As its name suggests, the Presidential Cycle is based on the first and second half of the Presidential term. This cycle is not infallible, but it has produced good results over the last 50 years. Stocks tend to rise in general, but the S&P 500 rose more during the second half of the President's term than the first half. The chart below shows the S&P 500 with the Presidential Cycle over the last 20 years. It starts with Reagan's first two years (1981-1982) and ends with Obama's first year (2009).
Yale Hirsch, founder of the Stock Trader's Almanac, discovered the six-month cycle in 1986. This cycle is one of the more popular on Wall Street. The bullish period extends from November to April and the bearish period extends from May to October. “Go away and sell in May” comes from this cycle. Sy Harding took the Six-Month and Presidential Cycles further by adding MACD for timing. Basically, buy when both cycles are bullish and MACD turns positive. Sell when both cycles are bearish and MACD turns negative. This is a great example of using other indicators in conjunction with cycles to improve performance.

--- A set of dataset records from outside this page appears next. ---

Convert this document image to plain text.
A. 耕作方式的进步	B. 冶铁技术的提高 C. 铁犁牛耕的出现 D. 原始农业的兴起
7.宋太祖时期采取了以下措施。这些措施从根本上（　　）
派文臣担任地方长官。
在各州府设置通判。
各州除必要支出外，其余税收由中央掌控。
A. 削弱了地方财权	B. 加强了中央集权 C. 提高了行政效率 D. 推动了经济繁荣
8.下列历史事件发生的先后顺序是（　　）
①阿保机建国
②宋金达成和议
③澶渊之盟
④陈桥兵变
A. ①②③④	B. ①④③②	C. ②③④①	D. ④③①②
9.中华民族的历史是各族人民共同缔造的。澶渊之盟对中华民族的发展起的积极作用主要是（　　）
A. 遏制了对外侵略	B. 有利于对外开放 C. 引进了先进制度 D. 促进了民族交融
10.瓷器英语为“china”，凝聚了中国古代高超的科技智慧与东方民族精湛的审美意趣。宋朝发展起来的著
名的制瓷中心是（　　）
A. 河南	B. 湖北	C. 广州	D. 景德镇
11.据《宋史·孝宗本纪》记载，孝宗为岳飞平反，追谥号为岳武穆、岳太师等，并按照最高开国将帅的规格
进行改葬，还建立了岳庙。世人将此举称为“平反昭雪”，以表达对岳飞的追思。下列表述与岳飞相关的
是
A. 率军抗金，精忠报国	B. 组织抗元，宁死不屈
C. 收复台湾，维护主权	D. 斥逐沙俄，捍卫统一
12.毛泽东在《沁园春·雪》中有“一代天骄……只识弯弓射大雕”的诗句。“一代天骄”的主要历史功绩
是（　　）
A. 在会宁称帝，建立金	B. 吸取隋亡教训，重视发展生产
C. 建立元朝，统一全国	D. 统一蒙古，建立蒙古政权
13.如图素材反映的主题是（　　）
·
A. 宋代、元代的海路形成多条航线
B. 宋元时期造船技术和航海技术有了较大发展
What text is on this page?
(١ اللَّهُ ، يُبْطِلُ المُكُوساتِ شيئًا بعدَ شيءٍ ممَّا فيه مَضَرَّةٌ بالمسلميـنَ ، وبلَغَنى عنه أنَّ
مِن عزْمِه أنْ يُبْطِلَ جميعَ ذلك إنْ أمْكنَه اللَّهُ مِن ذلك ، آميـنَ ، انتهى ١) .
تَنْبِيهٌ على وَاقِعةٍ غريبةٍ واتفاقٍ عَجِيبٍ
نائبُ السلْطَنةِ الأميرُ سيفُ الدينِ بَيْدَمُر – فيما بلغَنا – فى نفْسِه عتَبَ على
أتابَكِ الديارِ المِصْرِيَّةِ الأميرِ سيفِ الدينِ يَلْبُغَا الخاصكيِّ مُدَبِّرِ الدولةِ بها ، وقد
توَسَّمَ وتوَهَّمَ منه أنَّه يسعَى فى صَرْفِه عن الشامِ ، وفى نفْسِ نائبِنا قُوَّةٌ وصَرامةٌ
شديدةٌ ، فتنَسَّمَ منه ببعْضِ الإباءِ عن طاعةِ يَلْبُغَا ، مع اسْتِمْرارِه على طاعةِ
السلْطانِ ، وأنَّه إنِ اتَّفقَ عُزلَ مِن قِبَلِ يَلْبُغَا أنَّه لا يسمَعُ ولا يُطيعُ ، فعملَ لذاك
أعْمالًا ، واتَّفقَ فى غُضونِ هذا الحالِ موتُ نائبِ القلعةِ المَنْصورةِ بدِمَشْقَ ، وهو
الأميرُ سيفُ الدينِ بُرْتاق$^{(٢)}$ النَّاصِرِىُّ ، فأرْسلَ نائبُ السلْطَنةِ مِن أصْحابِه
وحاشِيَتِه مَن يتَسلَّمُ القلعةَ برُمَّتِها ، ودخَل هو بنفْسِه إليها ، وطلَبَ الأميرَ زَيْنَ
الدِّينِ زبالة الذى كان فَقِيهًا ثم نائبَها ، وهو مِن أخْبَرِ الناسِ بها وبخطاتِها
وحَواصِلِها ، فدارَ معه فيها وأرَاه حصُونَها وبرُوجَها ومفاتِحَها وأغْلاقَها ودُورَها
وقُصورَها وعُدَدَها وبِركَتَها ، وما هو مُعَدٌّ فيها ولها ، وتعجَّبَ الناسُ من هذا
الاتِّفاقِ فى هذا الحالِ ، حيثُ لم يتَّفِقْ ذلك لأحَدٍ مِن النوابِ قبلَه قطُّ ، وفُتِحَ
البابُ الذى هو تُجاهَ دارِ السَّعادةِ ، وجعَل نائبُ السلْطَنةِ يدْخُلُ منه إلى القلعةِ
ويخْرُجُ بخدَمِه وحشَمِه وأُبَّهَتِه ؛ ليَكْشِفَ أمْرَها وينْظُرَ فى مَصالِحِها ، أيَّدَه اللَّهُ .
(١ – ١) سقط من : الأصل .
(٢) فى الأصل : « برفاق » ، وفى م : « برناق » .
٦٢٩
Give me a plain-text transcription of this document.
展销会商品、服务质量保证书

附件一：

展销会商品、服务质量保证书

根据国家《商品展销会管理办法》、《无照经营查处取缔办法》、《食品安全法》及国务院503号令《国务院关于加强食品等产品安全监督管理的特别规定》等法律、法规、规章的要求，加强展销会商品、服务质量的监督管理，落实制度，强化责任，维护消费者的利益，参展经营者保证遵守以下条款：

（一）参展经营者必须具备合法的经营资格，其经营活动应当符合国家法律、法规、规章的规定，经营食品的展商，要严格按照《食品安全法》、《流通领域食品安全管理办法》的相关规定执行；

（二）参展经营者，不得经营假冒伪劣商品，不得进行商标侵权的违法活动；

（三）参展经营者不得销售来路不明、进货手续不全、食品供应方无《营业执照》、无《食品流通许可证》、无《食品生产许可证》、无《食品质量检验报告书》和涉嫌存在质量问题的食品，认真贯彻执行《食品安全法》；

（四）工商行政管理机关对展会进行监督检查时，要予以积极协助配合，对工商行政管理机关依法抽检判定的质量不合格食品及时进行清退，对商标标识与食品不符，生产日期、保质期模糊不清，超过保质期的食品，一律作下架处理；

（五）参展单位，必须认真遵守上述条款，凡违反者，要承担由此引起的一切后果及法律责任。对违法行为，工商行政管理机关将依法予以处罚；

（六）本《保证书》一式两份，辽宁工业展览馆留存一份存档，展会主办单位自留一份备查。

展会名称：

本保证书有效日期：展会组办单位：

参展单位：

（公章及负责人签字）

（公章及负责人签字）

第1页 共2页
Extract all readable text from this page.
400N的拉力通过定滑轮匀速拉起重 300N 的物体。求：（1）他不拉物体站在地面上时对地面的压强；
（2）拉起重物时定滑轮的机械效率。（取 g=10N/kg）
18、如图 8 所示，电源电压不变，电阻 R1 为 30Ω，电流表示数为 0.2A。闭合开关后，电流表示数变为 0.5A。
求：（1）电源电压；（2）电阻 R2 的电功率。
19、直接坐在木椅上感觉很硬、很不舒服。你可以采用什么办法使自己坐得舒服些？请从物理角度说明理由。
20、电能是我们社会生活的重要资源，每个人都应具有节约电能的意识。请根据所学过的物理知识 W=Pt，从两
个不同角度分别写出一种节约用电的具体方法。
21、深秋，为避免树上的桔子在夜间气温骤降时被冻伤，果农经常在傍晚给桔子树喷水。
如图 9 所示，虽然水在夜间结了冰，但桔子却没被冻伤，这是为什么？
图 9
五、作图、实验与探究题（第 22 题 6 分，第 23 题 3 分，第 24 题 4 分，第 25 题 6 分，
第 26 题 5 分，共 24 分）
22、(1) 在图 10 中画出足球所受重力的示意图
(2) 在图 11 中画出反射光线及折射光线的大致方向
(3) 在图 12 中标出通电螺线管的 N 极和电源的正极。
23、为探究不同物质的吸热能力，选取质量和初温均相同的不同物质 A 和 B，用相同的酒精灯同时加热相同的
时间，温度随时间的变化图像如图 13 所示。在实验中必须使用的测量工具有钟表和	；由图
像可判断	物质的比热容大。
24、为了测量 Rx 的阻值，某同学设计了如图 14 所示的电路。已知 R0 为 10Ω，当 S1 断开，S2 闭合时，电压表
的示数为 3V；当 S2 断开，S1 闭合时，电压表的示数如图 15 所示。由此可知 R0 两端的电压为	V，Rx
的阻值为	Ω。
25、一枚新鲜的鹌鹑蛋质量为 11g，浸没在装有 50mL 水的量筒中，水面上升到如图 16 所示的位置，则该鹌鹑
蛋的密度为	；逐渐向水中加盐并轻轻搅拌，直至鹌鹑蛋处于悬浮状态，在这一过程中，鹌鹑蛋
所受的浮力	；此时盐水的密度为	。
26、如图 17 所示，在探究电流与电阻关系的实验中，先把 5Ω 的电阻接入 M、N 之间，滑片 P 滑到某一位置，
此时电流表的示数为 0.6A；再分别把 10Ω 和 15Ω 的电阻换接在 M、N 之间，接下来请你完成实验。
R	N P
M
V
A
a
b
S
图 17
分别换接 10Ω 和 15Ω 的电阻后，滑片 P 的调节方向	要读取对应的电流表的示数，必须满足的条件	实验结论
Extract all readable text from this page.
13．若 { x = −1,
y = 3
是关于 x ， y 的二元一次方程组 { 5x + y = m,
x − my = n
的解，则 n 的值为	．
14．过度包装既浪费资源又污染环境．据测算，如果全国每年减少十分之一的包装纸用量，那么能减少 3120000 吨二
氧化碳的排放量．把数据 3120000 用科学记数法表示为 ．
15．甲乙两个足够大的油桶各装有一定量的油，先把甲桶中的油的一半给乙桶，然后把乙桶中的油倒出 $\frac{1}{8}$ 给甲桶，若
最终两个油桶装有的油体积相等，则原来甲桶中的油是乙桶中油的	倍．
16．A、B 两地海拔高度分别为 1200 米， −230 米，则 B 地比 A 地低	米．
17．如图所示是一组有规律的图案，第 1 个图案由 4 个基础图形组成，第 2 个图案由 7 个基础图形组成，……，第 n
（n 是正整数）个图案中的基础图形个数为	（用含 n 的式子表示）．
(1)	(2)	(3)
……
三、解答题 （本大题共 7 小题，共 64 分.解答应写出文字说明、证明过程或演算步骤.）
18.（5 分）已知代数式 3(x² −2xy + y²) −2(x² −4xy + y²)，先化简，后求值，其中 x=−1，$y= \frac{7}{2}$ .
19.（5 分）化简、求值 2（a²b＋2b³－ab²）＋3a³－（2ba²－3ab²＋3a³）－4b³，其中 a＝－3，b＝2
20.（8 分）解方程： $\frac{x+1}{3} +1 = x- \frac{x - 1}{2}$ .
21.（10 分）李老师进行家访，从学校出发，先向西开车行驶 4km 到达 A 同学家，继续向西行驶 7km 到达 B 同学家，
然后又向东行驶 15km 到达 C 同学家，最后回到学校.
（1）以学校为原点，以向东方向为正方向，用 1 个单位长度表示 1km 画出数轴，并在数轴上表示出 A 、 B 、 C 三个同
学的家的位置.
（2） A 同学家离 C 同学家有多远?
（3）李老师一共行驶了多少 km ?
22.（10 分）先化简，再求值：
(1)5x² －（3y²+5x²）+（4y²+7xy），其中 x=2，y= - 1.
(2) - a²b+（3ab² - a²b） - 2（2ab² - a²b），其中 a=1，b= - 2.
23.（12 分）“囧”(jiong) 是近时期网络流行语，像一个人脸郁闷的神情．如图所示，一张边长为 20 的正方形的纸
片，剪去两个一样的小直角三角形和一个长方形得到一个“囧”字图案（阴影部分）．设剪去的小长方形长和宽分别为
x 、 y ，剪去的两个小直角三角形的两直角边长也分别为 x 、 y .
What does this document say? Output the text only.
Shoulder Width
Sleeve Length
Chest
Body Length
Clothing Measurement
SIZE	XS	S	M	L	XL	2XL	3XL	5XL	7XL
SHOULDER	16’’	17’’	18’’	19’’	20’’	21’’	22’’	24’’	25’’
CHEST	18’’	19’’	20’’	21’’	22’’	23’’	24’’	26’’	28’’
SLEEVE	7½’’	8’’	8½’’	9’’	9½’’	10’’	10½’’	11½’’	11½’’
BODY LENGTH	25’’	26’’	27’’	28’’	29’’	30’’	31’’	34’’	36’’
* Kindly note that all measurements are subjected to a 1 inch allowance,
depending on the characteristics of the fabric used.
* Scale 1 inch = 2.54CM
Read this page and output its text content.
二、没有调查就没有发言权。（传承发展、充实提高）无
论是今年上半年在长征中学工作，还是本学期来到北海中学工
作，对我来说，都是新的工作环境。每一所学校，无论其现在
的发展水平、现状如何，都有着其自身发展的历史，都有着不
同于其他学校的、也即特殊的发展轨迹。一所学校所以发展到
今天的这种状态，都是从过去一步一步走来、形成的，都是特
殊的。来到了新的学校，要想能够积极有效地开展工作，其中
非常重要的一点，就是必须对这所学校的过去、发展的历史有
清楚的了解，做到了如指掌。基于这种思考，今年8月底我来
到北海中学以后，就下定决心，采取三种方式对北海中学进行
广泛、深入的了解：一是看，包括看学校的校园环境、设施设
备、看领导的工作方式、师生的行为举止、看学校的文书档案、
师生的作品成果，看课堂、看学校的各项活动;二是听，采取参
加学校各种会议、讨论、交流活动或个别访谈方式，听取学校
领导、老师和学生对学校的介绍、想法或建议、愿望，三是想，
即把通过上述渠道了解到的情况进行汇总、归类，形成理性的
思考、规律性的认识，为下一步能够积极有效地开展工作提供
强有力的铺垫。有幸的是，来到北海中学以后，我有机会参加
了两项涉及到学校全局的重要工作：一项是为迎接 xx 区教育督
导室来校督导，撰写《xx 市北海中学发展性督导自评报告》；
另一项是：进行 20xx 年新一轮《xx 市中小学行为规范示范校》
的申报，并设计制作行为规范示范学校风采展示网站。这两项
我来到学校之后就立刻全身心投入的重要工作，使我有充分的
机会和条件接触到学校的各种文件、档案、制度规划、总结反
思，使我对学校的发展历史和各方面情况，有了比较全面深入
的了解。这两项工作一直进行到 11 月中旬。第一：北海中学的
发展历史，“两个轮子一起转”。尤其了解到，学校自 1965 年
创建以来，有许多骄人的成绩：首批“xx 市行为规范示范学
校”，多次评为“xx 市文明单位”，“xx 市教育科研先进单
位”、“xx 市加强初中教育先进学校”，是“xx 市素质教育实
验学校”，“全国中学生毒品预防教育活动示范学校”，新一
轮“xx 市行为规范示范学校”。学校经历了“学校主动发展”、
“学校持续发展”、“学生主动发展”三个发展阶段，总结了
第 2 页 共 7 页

Once identified and understood, cycles can add significant value to the technical analysis toolbox. However, they are not perfect. Some will miss, some will disappear and some will provide a direct hit. This is why it is important to use cycles in conjunction with other aspects of technical analysis. Trend establishes direction, oscillators define momentum and cycles anticipate turning points. Look for confirmation with support or resistance on the price chart or a turn in a key momentum oscillator. It can also help to combine cycles. For example, the stock market is known to have 10-week, 20-week, and 40-week cycles. These cycles can be combined with the Six Month Cycle and Presidential Cycle for added value. Signals are enhanced when multiple cycles nest at a cycle low.
You can use our ChartNotes annotation tool to add Cycle Lines, Cycle Circles, and Sinewaves to your charts. Below, you'll find an example of a chart annotated with Cycle Lines.
When adding cycle annotations, it is sometimes helpful to measure the first two cycle lows with vertical lines. For a 20 day cycle, place a vertical line on the first low, count 20 days and then place a second vertical line. Start drawing the cycle annotation from the first vertical line and extend it to the second vertical line for the first 20-day cycle. The subsequent cycles will also be 20-days.
To learn more about how to add Cycle Lines, Cycle Circles, and Sinewave annotations to your charts, check out our Support Center article on ChartNotes' Line Study Tools.
The snapshot below comes from the SharpCharts settings for cycle analysis. First, a price plot can be made “invisible” under Chart Attribute/Type. Second, the Log Scale box can be selected to view price moves as percentage changes. Third, it is sometimes necessary to add extra bars to the chart to extend cycle lines into the future. Fourth, a displaced 5-day SMA was used as an overlay. Finally, the Detrended Price Oscillator is set at 20 days and shown in the indicator window below.